Competitive Sequential Screening
Ian Ball, Deniz Kattwinkel, Jan Knoepfle

TL;DR
This paper analyzes how early contracting and menu options in a Hotelling duopoly influence competition, consumer lock-in, and surplus, revealing that early contracting can enhance consumer welfare despite inefficiencies.
Contribution
It provides a unique equilibrium characterization of sequential contracting with consumer lock-in and compares its effects to spot pricing and exclusive contracts.
Findings
Early contracting stiffens competition among less informed consumers.
Lock-in leads to inefficient consumption but can increase consumer surplus.

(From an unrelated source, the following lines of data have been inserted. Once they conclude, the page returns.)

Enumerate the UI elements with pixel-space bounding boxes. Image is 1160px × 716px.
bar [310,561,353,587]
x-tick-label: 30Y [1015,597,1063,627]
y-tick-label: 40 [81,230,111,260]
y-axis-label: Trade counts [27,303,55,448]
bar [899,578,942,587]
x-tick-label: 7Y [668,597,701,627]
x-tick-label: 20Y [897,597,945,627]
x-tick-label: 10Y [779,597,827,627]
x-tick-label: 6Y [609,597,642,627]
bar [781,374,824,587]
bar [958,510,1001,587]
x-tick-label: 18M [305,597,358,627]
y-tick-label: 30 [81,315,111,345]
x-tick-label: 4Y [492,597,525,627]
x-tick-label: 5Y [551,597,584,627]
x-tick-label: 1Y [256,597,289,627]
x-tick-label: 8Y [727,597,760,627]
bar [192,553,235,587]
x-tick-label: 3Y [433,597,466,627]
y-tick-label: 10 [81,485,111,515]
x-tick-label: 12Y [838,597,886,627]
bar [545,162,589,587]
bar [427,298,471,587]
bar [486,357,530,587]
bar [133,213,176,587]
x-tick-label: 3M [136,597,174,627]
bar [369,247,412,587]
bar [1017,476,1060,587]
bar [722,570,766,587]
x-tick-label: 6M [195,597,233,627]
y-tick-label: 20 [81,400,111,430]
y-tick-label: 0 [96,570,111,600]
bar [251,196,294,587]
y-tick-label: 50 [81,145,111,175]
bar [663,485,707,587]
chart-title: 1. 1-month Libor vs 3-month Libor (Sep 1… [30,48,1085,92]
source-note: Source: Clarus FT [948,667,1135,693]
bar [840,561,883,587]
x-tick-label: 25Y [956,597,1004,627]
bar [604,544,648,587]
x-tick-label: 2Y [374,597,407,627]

Exclusive contracts further boost consumer surplus by intensifying competition.
Abstract
We study competition between firms that contract with consumers before the consumers fully learn their product preferences. In a Hotelling duopoly, firms screen consumers by offering menus of option contracts. We characterize the unique equilibrium. Consumers select contracts from both firms. Each consumer is endogenously locked into the firm from which he chooses an option with a lower strike price. Lock-in yields inefficient consumption. Yet earlier contracting stiffens competition because less informed consumers are more homogeneous. Sufficiently early contracting raises consumer surplus relative to spot pricing -- reversing the ranking under monopoly. Exclusive contracting further increases consumer surplus by intensifying competition.